President Biden on Thursday endorsed an Egypt-brokered ceasefire between Israel and Hamas — while vowing the US would help rebuild Gaza and restock Israel’s missile defense system.

Biden condemned the militant group Hamas and said he spoke six times during the two-week conflict with Israeli Prime Minister Benjamin Netanyahu — two times more than was publicly known.

“We remain committed to work with the United Nations and other international stakeholders to provide rapid humanitarian assistance and to marshal international support for the people of Gaza and the Gaza reconstruction efforts,” Biden said in a speech from the White House.

“We will do this in full partnership with the Palestinian Authority — not Hamas, the Authority — in a manner that does not permit Hamas to simply restock its military arsenal.”

Hamas, an Islamic fundamentalist offshoot of Egypt’s Muslim Brotherhood, has governed Gaza since winning a 2007 Palestinian civil war against the less-radical leadership of the Palestinian Authority.

Biden also said the US would help replenish Israel’s Iron Dome missile defense system, which shot down many rockets fired from Gaza.

“I extend my sincere gratitude to President el-Sisi and the senior Egyptian officials who plays such a critical role in this diplomacy,” Biden said.

Rockets being launched from the Gaza Strip towards Israel on May 10, 2021.
Rockets being launched from the Gaza Strip towards Israel on May 10, 2021.
AP Photo/Khalil Hamra

“These hostilities have resulted in a tragic test of so many civilians, including children, and I send my sincere condolences to all the families, Israeli and Palestinian, who have lost loved ones and my hope for a full recovery for the wounded.”

Biden’s public remarks on the conflict evolved with time.
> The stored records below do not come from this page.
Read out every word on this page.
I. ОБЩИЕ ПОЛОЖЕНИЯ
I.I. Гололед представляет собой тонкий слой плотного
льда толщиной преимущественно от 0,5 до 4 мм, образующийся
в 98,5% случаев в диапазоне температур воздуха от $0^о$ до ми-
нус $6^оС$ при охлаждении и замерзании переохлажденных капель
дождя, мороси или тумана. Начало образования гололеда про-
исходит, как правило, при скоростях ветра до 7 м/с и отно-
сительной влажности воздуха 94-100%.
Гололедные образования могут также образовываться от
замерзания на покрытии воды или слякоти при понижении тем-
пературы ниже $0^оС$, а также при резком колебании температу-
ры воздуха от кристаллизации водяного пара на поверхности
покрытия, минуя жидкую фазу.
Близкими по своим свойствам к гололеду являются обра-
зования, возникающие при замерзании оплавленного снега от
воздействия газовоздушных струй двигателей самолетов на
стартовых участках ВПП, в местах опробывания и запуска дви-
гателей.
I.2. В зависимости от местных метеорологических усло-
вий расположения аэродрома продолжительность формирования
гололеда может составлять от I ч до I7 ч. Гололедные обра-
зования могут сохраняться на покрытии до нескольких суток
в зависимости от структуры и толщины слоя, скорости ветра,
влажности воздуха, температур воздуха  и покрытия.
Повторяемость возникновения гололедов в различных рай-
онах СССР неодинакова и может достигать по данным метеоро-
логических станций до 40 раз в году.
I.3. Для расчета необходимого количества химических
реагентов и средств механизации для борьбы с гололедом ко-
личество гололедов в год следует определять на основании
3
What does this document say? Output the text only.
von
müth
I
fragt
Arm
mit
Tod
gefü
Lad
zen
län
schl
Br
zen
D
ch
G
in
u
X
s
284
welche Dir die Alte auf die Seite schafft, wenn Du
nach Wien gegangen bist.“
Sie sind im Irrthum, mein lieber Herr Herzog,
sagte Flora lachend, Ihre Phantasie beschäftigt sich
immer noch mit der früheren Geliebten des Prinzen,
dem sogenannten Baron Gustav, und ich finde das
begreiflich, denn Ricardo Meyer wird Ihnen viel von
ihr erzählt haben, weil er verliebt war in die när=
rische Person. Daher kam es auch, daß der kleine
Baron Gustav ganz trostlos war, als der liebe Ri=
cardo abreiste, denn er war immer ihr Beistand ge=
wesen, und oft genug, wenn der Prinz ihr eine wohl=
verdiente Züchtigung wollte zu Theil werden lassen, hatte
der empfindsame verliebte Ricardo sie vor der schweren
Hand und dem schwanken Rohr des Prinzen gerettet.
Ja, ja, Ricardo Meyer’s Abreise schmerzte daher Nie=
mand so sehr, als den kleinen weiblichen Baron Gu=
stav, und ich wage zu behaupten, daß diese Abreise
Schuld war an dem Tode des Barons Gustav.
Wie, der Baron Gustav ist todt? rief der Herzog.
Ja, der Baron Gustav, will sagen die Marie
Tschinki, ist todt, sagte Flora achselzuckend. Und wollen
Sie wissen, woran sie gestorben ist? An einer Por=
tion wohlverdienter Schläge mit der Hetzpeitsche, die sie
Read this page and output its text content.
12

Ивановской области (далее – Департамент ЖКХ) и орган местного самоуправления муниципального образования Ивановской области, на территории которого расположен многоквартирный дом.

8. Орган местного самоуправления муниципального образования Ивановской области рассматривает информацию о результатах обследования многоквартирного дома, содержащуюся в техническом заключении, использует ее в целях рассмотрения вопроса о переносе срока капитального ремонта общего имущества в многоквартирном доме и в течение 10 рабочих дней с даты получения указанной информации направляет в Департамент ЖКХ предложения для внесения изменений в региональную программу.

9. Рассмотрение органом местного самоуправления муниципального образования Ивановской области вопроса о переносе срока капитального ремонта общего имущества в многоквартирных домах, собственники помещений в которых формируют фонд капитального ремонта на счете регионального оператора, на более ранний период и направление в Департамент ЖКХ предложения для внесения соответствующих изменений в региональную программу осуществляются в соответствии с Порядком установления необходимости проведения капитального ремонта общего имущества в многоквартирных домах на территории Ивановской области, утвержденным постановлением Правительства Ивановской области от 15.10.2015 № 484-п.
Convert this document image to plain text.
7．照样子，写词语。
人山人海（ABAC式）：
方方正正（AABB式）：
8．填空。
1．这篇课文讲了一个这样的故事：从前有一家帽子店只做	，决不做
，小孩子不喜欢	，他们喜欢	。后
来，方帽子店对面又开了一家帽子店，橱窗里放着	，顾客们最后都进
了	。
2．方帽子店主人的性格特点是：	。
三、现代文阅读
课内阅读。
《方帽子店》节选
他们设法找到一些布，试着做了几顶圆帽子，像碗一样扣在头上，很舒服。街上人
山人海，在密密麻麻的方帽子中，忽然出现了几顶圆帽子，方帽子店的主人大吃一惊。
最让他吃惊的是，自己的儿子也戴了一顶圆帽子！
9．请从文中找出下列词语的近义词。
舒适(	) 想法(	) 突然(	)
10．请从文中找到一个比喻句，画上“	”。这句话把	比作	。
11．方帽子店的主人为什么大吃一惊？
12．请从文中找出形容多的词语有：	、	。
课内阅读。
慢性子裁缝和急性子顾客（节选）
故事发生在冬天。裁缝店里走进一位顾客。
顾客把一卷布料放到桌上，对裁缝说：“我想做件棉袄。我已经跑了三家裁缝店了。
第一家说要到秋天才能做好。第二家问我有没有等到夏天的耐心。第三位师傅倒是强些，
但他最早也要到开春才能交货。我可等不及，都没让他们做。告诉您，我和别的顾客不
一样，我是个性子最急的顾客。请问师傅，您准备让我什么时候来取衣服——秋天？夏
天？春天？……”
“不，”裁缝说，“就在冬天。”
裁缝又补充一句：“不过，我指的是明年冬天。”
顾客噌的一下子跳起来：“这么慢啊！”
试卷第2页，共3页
At first, he expressed firm support last week for Israel’s airstrikes in response to a barrage of Hamas rockets. But  on Wednesday, he spoke with Netanyahu to press Israel to immediately begin “significant de-escalation.” Netanyahu publicly rebuffed Biden and said, “I am determined to continue this operation until its goal is achieved.”

Some Republican critics slammed Biden for pressuring Israel to abandon the military campaign, arguing that Israel had a right to combat the US-designated terrorist group.

Both sides in the conflict reported civilian casualties, but Hamas reported greater numbers of death and injured people in the poor and crowded Gaza Strip.

An Isreali artillery unit firing towards the Gaza Strip on May 19, 2021.
An Isreali artillery unit firing towards the Gaza Strip on May 19, 2021.
AP Photo/Tsafrir Abayov

Biden spoke with Egyptian President Sisi on Thursday for the first time since fighting broke out. Vice President Kamala Harris on Thursday called Jordanian King Abdullah II.

White House Press Secretary Jen Psaki was put on the defensive at her daily press briefing Thursday when NBC News reporter Kristen Welker asked if Biden’s delay in phoning Sisi may have extended the conflict.

Biden said Thursday while remarking on the ceasefire: “The United States fully supports Israel’s right to defend itself against indiscriminate rocket attacks on Hamas and other Gaza based terrorist groups that have taken the lives of innocent civilians in Israel.”

Hamas launched missiles into Israel after clashes in Jerusalem over an Israeli court decision that ordered the eviction of Palestinian tenants who stopped paying rent in East Jerusalem. Israel responded with airstrikes on Gaza.